Debt Ceiling Fight May Boost US Stocks, Says Pictet Fund Manager

For all the fretting about the political standoff over the US debt ceiling, one fund manager sees the deadlock providing a boost to the stock market.

The reason, says Pictet Asset Management’s Steve Donzé: The Treasury, unable to borrow, now has to draw down its bank account at the Federal Reserve to fund itself, pumping liquidity into the financial system. That’s likely to support stock prices until the ceiling is lifted, said the investor, who is deputy head of investment at the $770 billion firm’s Japan unit.

Donzé, who for years has tracked the ebb and flow of global central bank liquidity provision and its interplay with markets, otherwise isn’t a fan of US stocks. In asset-allocation funds that he co-manages, he is underweight, seeing American equities as expensive and vulnerable to tighter Fed monetary policy. Yet his view on the debt ceiling has caused him to increase his allocation.

“The debt ceiling issue is hitting the street and the net effect of this is the exact opposite of what you might expect,” Donzé said in an interview. “We feel still comfortable having less risk in the US, but a better-than-expected liquidity story has allowed us to make some reallocation.”
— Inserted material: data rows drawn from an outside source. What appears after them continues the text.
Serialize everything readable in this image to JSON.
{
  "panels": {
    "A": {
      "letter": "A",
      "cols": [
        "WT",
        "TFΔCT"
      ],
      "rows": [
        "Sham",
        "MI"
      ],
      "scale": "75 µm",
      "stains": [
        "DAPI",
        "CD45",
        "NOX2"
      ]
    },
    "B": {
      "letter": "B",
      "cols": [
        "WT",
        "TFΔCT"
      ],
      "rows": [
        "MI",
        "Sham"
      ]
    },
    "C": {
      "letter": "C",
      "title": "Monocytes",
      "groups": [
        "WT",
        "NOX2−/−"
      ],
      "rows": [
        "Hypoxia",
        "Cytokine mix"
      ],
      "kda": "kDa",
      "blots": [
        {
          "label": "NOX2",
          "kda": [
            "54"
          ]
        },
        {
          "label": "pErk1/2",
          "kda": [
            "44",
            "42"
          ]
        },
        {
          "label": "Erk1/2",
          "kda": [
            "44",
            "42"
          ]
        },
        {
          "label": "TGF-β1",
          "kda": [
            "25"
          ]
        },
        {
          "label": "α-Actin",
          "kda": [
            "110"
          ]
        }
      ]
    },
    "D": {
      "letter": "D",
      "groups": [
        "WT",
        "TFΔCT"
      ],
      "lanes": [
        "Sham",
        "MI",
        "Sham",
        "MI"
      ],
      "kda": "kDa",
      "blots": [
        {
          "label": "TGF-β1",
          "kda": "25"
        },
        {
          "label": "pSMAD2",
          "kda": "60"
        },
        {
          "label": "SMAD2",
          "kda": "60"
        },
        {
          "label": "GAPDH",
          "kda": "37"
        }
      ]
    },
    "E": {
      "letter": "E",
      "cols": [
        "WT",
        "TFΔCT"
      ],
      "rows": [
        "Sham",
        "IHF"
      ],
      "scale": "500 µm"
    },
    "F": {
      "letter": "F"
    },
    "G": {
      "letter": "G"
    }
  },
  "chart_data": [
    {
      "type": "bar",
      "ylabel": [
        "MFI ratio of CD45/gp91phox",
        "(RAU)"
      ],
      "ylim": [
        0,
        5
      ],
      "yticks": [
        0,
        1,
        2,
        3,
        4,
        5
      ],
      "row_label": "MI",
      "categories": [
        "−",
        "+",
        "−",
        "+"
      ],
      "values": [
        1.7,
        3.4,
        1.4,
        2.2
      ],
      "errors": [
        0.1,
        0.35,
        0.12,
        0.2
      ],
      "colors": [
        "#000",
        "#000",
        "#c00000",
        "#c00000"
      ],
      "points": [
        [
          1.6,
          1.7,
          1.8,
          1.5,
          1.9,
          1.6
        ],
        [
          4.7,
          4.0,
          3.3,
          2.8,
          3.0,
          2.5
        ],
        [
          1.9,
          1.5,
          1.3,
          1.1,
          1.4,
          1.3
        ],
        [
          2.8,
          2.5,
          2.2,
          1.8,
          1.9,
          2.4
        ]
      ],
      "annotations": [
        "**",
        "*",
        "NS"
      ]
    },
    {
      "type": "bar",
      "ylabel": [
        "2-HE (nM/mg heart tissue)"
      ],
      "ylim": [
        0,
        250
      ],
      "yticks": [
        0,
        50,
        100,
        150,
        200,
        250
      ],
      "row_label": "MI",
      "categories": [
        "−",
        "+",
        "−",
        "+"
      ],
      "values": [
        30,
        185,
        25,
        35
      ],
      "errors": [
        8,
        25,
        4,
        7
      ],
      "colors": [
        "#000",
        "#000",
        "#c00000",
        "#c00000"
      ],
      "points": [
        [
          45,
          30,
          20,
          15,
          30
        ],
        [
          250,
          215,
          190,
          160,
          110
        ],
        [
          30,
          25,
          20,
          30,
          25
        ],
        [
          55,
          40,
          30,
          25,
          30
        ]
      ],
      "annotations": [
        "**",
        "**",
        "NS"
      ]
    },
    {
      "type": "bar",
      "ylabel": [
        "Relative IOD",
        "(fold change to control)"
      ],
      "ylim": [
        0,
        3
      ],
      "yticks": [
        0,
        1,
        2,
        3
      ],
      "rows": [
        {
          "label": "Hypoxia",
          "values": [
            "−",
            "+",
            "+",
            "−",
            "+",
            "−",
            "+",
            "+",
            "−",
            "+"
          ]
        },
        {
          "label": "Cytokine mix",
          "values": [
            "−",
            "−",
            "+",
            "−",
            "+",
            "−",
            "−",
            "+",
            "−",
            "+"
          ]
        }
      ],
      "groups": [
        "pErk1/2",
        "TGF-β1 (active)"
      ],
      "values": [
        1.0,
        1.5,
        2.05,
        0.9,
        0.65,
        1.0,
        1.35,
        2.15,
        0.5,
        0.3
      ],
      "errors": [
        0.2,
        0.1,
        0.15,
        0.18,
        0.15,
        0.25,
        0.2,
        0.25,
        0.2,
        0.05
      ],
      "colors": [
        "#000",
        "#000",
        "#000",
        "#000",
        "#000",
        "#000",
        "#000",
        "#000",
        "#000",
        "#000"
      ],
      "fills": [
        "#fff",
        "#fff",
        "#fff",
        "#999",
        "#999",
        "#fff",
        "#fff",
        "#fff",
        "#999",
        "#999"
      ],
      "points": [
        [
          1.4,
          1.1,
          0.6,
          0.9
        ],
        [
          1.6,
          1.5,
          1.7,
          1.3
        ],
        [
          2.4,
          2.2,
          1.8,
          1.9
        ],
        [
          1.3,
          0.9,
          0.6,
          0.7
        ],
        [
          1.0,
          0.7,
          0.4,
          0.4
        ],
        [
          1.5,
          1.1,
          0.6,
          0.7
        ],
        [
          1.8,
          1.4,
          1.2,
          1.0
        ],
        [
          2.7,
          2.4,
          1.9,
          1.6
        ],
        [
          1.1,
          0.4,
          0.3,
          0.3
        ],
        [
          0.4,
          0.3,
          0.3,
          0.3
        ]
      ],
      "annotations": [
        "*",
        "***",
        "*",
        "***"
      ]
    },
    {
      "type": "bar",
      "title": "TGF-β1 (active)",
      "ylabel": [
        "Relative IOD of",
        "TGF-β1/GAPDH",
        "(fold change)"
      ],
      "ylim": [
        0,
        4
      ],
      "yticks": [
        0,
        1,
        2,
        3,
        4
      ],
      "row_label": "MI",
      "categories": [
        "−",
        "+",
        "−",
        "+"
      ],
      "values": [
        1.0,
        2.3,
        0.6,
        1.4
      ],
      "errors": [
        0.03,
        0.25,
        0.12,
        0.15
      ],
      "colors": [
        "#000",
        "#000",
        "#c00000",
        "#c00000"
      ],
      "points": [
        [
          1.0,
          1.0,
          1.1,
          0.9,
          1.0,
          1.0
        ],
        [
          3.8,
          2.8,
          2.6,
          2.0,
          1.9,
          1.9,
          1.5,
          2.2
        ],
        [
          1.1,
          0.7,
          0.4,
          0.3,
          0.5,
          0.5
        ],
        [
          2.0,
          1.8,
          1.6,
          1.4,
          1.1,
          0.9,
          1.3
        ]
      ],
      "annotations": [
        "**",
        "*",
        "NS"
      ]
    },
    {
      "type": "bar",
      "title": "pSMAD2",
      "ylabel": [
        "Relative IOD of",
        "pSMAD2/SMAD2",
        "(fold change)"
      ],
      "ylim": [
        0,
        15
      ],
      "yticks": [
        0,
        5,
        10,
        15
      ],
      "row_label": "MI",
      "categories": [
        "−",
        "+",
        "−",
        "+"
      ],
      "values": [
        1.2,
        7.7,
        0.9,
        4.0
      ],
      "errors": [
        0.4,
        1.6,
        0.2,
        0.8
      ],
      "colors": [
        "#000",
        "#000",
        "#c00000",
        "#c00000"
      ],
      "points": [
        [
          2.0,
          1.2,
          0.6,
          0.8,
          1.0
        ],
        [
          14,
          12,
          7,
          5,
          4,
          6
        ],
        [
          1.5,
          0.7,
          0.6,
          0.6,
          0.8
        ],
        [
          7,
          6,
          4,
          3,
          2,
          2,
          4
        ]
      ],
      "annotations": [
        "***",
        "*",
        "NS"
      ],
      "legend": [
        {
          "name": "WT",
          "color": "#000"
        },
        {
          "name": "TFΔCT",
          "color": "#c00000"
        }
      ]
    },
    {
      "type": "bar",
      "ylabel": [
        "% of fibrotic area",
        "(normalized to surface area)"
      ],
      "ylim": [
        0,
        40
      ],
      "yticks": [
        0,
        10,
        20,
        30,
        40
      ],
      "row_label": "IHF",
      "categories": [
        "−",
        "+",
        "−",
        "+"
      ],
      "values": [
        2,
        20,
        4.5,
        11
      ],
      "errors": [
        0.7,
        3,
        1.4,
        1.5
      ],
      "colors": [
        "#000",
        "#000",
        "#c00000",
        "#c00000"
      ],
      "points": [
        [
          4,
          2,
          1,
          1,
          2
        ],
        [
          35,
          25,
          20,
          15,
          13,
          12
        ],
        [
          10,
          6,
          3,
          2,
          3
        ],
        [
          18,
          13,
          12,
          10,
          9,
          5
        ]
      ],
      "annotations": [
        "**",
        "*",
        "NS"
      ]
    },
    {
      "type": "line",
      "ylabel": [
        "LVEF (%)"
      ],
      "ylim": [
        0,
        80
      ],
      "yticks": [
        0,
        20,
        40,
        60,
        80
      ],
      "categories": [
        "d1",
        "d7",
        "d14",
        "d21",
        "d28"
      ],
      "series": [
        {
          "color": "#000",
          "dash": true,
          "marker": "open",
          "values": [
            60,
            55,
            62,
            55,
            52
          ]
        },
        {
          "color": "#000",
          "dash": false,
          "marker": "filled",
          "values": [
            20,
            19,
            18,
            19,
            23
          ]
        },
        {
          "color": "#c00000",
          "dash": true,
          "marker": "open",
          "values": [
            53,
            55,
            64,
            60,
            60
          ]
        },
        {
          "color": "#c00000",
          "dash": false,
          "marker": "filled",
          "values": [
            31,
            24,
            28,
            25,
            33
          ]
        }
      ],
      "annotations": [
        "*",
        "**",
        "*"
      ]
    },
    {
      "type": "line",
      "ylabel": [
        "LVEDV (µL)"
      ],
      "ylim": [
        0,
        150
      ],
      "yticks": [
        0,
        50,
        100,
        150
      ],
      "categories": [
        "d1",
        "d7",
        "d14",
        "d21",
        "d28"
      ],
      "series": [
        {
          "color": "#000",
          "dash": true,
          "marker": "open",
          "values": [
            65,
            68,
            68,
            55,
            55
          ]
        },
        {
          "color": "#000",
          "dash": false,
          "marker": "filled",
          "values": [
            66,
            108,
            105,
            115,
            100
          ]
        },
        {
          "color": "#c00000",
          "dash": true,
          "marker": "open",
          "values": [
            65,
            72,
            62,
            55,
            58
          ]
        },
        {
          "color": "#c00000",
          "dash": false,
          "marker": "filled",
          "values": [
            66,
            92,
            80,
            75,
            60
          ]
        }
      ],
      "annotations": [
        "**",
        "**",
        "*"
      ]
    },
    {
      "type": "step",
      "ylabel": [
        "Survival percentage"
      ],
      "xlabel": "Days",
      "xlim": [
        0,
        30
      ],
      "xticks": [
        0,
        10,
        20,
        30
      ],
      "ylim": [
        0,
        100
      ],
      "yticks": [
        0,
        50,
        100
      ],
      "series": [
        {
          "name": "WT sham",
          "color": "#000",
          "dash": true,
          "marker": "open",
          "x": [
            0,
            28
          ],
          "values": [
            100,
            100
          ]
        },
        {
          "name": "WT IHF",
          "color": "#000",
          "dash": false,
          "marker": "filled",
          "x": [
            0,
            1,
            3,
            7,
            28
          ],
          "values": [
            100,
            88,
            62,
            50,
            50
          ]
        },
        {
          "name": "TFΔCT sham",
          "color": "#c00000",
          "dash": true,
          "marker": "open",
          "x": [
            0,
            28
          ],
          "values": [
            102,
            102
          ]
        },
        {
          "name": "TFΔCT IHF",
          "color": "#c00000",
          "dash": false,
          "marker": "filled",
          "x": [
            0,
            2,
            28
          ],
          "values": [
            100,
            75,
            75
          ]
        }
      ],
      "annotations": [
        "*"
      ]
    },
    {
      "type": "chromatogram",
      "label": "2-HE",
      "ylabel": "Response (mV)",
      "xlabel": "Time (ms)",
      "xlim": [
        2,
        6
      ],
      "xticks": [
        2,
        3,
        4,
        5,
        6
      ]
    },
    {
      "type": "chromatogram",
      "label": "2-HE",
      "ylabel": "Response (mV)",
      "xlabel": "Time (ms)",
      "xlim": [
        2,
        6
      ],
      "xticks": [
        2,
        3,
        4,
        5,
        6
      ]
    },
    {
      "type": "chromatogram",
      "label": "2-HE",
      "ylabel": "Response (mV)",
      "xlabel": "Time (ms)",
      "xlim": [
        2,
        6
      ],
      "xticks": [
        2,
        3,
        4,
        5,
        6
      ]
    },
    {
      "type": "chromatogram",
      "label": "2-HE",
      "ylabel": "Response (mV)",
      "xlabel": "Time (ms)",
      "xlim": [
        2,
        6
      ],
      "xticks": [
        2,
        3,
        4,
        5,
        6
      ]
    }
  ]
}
The view may seem counter-intuitive, given the risk that lawmakers fail to raise the debt limit in time to avert a US default on its debt. Many look back at 2011, the most serious debt ceiling episode of recent years, when stocks slumped in late July amid a political standoff over budget deficits and the debt ceiling. The two sides agreed to raise the limit at the last minute, though S&P stripped the US of its AAA credit rating in the aftermath.

The US Treasury last month began special accounting maneuvers to avoid breaching the limit on the amount it can borrow. Congress now must raise it to allow the government to continue spending and paying its debts, though the Republicans who control the House of Representatives are trying to extract budget cuts from the White House in return for authorizing an increase.